Luego de décadas de progreso en materia sanitaria, todo indica que España se aboca al rompimiento del llamado estado de bienestar, que tanto trabajo arduo llevó crear y mantener aun en momentos de estancamiento económico, pero la crisis ha sido más fuerte y ha colocado un punto y aparte en el sistema sanitario, siendo los más afectados los inmigrantes irregulares.
La crisis financiera ha cambiado las reglas de juego no solo en el terreno financiero, sino también hasta en la salud, donde el gobierno de Mariano Rajoy y el Partido Popular pretenden ahorrarse miles de millones de euros recortándoles pingües beneficios que otrora gozaban no solo los ciudadanos españoles, sino cualquier residente en la madre patria sin importar su estatus.
La máxima de la universalidad del sistema de salud es cosa del pasado.
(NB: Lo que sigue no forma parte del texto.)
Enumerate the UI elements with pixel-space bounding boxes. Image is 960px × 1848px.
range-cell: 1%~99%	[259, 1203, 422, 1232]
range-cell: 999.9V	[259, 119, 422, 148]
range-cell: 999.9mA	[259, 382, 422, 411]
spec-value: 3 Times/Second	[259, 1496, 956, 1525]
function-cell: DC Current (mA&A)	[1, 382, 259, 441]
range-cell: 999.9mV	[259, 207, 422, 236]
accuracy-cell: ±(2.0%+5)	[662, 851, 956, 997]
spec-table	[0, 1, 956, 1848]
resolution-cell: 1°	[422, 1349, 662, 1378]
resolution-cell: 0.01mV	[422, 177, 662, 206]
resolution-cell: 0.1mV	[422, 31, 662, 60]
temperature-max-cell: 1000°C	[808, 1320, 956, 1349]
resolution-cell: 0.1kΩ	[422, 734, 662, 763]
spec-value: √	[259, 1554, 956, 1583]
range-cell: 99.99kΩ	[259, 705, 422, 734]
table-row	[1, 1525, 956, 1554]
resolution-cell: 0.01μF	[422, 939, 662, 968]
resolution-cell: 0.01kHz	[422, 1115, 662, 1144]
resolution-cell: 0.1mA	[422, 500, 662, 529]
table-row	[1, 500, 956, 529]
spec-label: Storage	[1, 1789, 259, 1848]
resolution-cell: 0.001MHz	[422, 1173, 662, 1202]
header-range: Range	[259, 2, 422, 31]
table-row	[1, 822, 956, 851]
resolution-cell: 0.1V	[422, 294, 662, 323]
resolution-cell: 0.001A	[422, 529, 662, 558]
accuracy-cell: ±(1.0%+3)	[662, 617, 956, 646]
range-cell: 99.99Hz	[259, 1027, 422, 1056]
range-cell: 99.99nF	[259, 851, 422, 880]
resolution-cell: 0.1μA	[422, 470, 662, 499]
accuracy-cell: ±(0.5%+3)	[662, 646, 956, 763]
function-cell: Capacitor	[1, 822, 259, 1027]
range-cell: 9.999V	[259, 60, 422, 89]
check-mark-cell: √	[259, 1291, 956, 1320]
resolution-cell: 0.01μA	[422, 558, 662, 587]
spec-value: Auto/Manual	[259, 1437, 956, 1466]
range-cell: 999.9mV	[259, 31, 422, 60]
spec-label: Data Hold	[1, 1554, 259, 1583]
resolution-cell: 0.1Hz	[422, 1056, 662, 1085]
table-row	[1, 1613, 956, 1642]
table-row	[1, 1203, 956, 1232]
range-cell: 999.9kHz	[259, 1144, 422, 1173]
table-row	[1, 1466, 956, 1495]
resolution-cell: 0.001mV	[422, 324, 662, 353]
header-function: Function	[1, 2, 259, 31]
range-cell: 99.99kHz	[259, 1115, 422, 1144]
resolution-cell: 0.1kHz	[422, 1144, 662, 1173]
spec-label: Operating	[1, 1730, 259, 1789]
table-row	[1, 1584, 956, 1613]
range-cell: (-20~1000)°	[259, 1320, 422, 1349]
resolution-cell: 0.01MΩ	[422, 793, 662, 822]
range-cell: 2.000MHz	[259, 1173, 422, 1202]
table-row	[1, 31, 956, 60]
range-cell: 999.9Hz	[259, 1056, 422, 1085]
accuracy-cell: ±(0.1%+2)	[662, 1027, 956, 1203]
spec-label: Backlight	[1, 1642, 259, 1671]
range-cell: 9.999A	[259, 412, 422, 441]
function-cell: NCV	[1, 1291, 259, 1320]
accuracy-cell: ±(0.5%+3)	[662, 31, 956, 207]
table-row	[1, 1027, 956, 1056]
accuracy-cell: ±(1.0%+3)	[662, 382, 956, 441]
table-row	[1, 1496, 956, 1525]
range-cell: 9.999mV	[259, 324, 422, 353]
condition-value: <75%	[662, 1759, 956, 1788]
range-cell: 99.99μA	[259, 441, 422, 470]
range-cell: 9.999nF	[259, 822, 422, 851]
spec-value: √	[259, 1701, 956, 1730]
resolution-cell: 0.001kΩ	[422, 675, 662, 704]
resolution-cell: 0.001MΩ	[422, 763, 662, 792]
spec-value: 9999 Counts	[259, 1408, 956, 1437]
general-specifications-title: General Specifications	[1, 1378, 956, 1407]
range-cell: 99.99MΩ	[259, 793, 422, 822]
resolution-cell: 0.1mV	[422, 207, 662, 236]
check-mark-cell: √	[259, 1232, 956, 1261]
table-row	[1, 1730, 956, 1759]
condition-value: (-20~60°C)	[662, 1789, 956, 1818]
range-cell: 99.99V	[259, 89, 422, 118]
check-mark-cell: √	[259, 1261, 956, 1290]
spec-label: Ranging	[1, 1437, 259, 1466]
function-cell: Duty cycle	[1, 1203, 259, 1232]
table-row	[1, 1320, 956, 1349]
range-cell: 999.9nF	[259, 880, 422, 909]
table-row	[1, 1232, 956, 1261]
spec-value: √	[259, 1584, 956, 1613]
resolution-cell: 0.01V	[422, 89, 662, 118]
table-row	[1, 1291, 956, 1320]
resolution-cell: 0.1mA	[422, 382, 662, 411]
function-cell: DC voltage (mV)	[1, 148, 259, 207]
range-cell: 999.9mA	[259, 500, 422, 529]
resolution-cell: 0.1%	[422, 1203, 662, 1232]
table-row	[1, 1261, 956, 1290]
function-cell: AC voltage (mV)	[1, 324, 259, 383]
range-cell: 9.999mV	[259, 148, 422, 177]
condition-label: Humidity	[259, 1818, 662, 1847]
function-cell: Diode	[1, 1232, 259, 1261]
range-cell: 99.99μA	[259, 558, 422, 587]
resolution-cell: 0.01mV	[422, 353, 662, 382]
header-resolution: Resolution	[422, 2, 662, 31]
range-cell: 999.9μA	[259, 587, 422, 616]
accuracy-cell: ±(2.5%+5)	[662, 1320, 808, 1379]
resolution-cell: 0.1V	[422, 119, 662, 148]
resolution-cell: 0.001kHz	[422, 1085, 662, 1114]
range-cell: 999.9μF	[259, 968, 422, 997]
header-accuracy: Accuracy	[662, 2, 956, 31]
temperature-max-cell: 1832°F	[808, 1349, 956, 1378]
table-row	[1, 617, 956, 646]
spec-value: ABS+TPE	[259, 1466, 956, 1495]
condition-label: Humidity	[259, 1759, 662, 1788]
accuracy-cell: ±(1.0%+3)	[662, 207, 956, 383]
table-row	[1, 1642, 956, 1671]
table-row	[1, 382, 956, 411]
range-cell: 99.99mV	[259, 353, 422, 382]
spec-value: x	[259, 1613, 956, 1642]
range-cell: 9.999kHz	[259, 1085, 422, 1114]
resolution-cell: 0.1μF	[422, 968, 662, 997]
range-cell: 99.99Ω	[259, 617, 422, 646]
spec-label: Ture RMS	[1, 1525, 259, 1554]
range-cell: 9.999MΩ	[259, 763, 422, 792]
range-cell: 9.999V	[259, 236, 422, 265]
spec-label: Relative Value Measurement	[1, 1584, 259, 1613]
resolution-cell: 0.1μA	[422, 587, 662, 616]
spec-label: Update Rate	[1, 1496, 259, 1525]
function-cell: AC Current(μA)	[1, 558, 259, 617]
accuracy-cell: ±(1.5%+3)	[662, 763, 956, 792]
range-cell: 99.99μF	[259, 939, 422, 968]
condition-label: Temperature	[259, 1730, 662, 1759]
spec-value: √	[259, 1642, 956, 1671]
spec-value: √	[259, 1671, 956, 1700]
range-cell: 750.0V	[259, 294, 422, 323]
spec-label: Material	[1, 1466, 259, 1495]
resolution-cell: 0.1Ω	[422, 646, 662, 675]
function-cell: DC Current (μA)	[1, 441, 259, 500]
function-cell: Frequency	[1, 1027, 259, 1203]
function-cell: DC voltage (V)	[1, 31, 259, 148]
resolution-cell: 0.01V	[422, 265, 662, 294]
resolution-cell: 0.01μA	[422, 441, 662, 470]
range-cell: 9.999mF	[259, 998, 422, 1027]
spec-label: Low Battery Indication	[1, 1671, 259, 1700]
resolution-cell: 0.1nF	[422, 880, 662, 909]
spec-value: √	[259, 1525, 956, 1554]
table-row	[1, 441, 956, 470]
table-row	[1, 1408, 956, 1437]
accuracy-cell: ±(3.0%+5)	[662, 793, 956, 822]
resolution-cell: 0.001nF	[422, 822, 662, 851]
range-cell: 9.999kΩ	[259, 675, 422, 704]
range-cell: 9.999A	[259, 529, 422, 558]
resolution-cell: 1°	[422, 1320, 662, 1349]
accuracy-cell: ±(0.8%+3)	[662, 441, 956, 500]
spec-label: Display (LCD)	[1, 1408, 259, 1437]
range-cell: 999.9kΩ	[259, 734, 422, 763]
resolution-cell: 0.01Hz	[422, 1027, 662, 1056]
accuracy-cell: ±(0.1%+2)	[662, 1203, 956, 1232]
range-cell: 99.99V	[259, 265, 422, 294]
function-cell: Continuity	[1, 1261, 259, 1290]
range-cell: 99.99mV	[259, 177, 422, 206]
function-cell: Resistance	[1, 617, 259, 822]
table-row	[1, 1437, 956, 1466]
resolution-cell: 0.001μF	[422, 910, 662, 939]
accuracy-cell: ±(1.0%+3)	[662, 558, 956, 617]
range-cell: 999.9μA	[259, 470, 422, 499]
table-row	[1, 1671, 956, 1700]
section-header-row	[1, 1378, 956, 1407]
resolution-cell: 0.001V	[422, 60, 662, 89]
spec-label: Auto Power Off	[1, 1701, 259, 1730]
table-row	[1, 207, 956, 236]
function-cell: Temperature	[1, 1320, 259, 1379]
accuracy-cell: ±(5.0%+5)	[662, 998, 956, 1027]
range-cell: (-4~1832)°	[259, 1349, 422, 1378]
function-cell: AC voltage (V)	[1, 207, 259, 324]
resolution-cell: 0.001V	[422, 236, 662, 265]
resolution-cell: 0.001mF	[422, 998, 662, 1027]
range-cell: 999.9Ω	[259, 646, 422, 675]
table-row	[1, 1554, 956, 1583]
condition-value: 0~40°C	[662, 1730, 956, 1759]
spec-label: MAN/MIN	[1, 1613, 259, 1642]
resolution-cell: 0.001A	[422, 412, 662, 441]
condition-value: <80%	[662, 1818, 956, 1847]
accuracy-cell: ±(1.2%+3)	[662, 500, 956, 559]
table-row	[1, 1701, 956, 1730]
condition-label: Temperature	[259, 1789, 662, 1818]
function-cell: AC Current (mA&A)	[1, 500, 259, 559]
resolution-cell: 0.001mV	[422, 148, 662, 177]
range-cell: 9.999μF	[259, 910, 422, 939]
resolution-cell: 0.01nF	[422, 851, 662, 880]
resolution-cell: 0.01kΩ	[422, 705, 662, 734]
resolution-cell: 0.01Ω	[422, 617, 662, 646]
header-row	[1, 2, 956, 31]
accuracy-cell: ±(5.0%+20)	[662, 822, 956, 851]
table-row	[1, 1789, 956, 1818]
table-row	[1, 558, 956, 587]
El nuevo decreto fija como condición para acceder al servicio gratuito estar asegurado, esto significa estar trabajando, pensionado, haber agotado la prestación por desempleo, estar cobrando algún subsidio o estar en desempleo. Quedaría fuera el grueso de la población que tengan ingresos sin haber hecho una cotización o en un estado de residencia irregular.
En el caso de los extranjeros no registrados (irregulares) solo van a recibir atención de emergencia o en caso de parto, ahorrándose el gobierno en esta partida más de 500 millones de euros. En el caso de extranjeros miembros de la unión europea, necesitaran un seguro que cubra todos los riesgos o bien demostrar que están trabajando o estudiando en suelo español.
También se establecerá el pago complementario o copago en farmacias, prestación orto prostético y productos dietéticos, con esto se ahorrarán otros 500 millones de euros. Así mismo, se excluirán los fármacos para síntomas leves, como son los anti diarreicos, lágrimas artificiales y mucolíticos; aunque habrá descuentos a los que compren medicamentos con recetas de hospitales.
Pero no solo los pacientes sufren los estragos de la crisis, los médicos y enfermeras padecen por igual. Miles de profesionales de la salud desempleados no han tenido otra opción en medio de la incertidumbre e inestabilidad laboral que buscar nuevos horizontes fuera de España.
Con un pesimismo general de toda la población ante las paupérrimas perspectivas para salir de la crisis, arremete este cambio en el sistema sanitario que da como resultado dos servicios: uno regular o estándar para los ciudadanos españoles y residentes legales en el país; y otro de beneficencia o caridad para los miles de ciudadanos que buscando visa para un sueño se han quedado de manera ilegal, soñando en un mejor porvenir.